Ist Hochsensibilität dasselbe wie introvertiert zu sein?
Nein. Laut Arons eigener Forschung sind 30 % der hochsensiblen Personen extrovertiert. Sensibilität beschreibt die Tiefe, mit der du Informationen verarbeitest, nicht ob du Einsamkeit oder Gesellschaft bevorzugst.
Ist es eine Störung oder Krankheit?
Nein. Es ist eine normale Temperamentsvariation, die bei etwa 15-20 % der Bevölkerung vorkommt (und laut Arons Forschung auch bei mehr als 100 Tierarten). Es erscheint nicht in diagnostischen Handbüchern wie dem DSM.
Kann ich hochsensibel sein, ohne es zu merken?

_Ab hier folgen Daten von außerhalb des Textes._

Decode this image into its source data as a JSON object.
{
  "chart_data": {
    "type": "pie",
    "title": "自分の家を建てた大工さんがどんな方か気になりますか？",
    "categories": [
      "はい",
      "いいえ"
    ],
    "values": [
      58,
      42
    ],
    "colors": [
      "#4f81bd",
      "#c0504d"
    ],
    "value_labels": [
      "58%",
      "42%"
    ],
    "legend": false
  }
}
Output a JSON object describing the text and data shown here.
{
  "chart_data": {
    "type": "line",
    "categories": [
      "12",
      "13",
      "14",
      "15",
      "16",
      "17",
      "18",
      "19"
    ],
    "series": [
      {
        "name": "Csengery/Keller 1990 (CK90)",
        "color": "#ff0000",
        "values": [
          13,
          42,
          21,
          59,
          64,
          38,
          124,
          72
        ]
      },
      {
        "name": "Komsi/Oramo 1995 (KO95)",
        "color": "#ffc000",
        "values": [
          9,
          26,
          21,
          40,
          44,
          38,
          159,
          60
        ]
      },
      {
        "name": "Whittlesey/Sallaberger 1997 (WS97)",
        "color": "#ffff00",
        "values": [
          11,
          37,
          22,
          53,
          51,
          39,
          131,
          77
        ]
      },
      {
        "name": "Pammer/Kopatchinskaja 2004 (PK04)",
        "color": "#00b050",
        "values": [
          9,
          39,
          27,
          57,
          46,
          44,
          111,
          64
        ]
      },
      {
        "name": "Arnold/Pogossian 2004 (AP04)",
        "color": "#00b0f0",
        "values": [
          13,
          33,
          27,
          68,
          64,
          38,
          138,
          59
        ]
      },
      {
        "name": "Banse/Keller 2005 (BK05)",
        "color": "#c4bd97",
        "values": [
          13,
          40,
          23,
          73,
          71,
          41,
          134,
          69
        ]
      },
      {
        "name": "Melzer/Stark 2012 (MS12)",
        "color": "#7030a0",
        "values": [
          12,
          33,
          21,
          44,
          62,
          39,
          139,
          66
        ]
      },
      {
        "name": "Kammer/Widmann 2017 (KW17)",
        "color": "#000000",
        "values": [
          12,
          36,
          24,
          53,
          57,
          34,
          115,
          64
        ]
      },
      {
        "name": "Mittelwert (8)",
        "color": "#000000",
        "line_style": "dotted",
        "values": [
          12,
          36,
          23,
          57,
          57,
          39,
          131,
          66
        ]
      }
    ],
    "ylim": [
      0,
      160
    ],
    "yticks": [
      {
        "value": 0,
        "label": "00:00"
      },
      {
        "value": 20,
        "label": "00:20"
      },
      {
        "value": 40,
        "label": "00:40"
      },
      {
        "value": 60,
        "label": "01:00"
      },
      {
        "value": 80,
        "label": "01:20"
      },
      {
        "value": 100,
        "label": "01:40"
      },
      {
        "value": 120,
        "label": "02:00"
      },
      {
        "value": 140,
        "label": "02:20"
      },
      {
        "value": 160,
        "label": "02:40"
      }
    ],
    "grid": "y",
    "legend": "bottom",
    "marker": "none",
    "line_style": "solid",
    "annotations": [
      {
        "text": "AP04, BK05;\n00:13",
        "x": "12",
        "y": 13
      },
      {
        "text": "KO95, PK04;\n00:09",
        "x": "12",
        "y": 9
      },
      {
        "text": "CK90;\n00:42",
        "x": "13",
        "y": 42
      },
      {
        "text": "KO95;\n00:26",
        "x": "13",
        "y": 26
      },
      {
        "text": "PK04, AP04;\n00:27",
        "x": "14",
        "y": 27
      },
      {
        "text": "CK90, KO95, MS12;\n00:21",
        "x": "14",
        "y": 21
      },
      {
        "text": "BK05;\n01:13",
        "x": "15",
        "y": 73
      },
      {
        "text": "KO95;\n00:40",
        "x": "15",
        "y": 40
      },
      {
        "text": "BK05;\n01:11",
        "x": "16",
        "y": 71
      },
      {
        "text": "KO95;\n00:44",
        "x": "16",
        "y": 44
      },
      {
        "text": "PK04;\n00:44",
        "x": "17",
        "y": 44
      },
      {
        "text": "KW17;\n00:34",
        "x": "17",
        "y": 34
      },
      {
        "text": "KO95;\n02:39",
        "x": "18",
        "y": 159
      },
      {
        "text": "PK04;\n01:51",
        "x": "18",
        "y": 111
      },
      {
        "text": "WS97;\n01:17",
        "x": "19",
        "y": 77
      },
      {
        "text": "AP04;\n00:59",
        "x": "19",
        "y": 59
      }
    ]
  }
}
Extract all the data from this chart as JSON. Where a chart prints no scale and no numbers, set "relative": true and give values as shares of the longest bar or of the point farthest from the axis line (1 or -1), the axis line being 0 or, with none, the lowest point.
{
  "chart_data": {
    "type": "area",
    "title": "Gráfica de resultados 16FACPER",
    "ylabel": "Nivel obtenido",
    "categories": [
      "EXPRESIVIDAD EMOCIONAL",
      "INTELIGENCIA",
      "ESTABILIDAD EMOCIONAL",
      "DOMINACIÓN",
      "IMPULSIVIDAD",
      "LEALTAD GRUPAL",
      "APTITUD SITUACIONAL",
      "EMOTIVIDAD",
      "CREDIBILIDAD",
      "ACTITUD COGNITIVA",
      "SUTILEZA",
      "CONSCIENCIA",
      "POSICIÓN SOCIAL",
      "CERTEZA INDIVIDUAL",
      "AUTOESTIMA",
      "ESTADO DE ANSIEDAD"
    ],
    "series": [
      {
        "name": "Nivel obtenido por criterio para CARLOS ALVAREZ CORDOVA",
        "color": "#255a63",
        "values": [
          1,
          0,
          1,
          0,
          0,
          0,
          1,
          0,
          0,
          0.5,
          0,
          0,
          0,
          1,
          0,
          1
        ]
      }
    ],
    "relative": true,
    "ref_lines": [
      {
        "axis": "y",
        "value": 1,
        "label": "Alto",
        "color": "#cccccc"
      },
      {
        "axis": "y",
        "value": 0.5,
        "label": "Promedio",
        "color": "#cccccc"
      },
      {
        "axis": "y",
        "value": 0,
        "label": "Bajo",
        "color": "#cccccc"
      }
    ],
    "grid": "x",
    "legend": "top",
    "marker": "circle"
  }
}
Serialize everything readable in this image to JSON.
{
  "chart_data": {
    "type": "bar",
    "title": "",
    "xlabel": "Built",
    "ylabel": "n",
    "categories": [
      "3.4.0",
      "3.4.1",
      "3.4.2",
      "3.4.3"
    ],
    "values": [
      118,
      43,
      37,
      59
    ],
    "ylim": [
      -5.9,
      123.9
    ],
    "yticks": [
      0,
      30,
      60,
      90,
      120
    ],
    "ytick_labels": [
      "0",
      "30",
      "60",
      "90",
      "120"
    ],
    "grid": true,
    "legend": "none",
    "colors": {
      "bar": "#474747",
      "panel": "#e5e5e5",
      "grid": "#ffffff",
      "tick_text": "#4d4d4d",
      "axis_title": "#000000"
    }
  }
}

Ja. Aron erklärt, dass viele hochsensible Menschen aufwachsen und denken, etwas stimme nicht mit ihnen, statt ein Temperamentsmerkmal zu erkennen, besonders wenn ihr Kindheitsumfeld diese Art zu sein nicht bestätigt hat.
Wie lange dauert der Test?
Zwischen 3 und 4 Minuten: 15 Aussagen mit je fünf Antwortmöglichkeiten.
Ist der Test kostenlos?
Ja, er ist komplett kostenlos: du musst dich weder registrieren noch bezahlen, um den Test zu machen und dein Ergebnis zu sehen.